Vous ne savez pas combien ça me fait plaisir d'être parmi les miens ce soir - mes amis, mes voisins, ma famille. Vous me connaissez bien. Je suis le fils de Wellie Chrétien et de Marie Boisvert.
Mes parents m'ont appris à être fier de ma région, la Mauricie et je le suis. Ils m'ont appris à être fier d'être francophone et je le suis. Ils m'ont appris à être fier d'être Québécois et je le suis. Ils m'ont enfin appris à être fier de mon pays, le Canada, et j'en suis très fier. L'idée de rejeter une partie de mon identité ne m'a jamais effleuré l'esprit. Ne plus être Mauricien, Québécois ou Canadien est pour moi impensable.
Mes parents m'ont transmis les valeurs qui m'ont guidé toute ma vie - la famille, le travail, l'espoir d'une vie meilleure pour nos enfants, la tolérance, l'ouverture, le respect pour les opinions des autres, le partage et l'aide aux moins fortunés d'entre nous. Ce sont des valeurs de la Mauricie, des valeurs du Québec.

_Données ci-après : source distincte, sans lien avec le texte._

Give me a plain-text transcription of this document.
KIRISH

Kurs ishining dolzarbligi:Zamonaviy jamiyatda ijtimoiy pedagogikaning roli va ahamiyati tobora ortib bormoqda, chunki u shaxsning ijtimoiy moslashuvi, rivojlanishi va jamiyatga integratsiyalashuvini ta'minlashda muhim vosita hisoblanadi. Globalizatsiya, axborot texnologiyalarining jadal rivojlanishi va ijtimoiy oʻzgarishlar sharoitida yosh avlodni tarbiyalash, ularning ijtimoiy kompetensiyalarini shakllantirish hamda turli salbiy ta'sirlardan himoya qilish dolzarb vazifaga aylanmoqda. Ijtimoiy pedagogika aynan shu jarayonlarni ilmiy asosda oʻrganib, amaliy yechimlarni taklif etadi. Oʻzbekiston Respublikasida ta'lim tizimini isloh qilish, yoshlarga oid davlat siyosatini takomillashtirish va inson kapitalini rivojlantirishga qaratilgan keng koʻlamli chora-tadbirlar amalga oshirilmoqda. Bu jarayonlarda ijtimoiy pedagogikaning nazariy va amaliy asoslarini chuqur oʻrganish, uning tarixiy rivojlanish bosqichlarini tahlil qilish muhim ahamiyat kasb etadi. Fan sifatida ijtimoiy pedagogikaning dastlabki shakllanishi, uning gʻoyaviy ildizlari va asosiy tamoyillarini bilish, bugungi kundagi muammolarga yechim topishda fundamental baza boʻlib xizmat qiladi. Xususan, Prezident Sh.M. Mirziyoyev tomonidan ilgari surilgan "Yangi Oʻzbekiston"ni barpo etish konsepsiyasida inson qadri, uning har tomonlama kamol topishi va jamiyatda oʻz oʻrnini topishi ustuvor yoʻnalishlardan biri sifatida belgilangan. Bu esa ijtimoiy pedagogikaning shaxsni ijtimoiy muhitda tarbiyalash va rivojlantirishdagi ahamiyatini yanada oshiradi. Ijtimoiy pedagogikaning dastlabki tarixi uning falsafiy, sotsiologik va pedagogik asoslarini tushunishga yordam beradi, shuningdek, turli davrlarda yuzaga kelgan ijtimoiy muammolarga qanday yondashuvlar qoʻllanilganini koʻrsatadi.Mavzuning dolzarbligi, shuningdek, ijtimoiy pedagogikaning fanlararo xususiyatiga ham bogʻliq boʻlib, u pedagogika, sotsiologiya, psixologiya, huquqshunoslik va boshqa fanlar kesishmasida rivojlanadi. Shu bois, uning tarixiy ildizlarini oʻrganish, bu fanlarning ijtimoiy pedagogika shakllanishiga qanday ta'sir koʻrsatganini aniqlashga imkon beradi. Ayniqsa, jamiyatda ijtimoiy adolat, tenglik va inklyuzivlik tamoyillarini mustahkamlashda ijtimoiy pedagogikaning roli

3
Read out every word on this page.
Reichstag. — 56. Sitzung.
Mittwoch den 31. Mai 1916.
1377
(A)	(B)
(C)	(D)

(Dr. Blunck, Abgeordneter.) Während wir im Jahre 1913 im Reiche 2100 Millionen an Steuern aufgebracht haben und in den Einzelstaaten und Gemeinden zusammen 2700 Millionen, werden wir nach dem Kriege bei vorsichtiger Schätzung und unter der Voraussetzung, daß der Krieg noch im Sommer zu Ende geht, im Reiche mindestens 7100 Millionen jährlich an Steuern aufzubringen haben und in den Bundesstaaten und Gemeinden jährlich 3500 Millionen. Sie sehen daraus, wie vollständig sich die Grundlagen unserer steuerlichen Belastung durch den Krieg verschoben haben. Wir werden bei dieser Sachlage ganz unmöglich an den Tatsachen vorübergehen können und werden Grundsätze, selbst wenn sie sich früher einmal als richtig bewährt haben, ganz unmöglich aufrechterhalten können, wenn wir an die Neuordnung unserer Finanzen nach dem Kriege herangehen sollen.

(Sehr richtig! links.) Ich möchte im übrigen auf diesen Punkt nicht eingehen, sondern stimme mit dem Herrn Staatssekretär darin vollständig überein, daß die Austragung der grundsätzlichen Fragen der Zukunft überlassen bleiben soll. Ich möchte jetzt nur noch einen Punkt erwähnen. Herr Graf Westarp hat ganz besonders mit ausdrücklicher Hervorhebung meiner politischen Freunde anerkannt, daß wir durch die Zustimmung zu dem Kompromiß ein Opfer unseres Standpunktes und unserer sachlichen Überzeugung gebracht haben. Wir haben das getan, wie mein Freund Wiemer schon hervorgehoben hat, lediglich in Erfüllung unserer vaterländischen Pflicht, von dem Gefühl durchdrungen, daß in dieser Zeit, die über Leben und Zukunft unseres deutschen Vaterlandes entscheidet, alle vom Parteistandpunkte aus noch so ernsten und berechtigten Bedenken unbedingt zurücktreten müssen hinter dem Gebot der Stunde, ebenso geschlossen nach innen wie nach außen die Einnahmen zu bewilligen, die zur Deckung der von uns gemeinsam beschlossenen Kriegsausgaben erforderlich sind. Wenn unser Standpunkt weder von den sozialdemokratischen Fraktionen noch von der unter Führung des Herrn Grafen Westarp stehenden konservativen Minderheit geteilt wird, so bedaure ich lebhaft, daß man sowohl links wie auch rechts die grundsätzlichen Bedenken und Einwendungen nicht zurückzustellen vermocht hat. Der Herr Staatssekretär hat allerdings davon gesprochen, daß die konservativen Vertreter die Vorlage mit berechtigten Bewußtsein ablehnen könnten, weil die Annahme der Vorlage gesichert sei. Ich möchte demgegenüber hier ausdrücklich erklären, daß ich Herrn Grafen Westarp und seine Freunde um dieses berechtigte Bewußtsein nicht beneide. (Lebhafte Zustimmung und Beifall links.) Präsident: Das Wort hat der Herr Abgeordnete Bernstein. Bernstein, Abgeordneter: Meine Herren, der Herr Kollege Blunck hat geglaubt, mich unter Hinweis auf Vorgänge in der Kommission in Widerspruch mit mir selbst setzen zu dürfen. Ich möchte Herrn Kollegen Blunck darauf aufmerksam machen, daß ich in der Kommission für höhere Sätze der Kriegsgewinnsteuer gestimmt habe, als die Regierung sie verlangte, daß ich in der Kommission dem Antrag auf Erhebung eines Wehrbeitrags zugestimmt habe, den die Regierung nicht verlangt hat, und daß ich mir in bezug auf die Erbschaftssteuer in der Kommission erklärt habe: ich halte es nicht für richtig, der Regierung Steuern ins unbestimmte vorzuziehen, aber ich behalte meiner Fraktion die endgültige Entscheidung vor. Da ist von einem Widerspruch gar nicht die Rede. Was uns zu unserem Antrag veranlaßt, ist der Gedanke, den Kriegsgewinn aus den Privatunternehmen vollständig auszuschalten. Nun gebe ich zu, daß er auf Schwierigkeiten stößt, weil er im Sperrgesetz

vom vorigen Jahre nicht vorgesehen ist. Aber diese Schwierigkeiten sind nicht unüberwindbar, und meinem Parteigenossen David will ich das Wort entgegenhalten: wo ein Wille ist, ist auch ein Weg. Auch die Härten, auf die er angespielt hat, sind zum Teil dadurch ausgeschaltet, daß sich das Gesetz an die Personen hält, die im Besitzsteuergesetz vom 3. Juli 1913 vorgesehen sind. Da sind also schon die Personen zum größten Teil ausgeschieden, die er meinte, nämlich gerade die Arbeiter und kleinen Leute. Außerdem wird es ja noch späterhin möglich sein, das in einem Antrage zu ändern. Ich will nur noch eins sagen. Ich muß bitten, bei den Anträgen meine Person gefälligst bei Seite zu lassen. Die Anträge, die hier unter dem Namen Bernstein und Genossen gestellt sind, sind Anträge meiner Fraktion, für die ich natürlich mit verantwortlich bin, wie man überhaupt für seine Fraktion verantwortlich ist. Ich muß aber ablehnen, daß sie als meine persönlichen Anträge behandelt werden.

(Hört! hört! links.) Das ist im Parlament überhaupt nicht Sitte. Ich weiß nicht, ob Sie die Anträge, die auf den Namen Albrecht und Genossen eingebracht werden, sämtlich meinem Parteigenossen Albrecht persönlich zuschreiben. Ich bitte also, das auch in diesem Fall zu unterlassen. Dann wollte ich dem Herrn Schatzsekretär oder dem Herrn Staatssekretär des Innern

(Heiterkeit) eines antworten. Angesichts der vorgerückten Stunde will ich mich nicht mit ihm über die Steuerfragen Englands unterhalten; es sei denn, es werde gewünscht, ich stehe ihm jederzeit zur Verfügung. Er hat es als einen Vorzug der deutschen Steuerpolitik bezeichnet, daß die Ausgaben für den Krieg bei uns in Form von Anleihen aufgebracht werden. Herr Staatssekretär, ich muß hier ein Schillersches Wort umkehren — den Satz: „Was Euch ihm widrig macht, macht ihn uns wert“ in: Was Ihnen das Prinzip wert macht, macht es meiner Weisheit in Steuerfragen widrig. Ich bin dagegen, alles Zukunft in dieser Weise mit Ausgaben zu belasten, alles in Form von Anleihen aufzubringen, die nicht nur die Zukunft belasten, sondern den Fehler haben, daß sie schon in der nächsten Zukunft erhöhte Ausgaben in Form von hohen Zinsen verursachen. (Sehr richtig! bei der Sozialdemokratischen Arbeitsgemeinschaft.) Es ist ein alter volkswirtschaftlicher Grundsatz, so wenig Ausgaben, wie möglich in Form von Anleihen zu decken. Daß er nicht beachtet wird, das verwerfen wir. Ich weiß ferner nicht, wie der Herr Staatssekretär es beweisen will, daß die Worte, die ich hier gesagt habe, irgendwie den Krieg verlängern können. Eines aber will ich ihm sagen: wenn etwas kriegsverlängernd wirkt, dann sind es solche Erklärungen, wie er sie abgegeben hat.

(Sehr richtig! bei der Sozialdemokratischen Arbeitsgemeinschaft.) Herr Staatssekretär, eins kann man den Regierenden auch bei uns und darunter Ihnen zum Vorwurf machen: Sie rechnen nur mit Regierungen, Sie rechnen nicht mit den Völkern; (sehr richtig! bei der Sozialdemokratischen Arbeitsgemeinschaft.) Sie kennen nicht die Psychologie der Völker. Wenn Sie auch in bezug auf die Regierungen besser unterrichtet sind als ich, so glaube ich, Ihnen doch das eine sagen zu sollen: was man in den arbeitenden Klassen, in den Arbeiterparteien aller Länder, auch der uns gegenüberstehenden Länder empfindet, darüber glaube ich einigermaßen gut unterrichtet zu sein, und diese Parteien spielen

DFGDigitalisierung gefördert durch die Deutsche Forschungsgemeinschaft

Mais plus tard dans ma vie j'ai eu l'occasion de voyager partout au Canada et j'ai appris que ces valeurs d'ici, ces valeurs du Québec, sont des valeurs communes à tous les Canadiens.
Mes parents croyaient fermement que le Canada est un pays plein de possibilités. Ils nous ont élevé, mes frères, mes soeurs et moi, avec la conviction qu'au Canada, on peut non seulement rêver, mais également réaliser ses rêves. On peut maîtriser son destin.
À vingt-neuf ans vous m'avez élu à la Chambre des Communes. À ce moment là j'étais un francophone unilingue, qui ne connaissait pas le Canada hors Québec. Vous m'avez envoyé vous représenter là où l'administration fédérale était presque exclusivement anglophone. Il y avait peu de Québécois francophones à la direction de la fonction publique. Les ministères à vocation économique dans le Cabinet étaient toujours dirigés par des anglophones.
Chez nous au Québec, une minorité anglophone contrôlait l'économie. Les francophones gagnaient moins que les anglophones. On n'avait pas de ministère de l'Éducation. Personne ne rêvait du jour où des entrepreneurs francophones du Québec pourraient vendre leurs produits et services à travers le monde.
Mes chers amis, c'était ça le Québec et le Canada, il y a trente ans. Le Canada a profondément changé depuis cette époque, parlons-en.
Le fait français est devenu une réalité à Ottawa. Les Québécois francophones occupent les postes les plus élevés de l'administration fédérale. Les ministères à vocation économique ne sont plus la chasse gardée des anglophones.
Selon la déclaration d'indépendance de M. Parizeau, et je cite : « persister à l'intérieur du Canada signifierait s'étioler et dénaturer notre identité même.» Fin de la citation.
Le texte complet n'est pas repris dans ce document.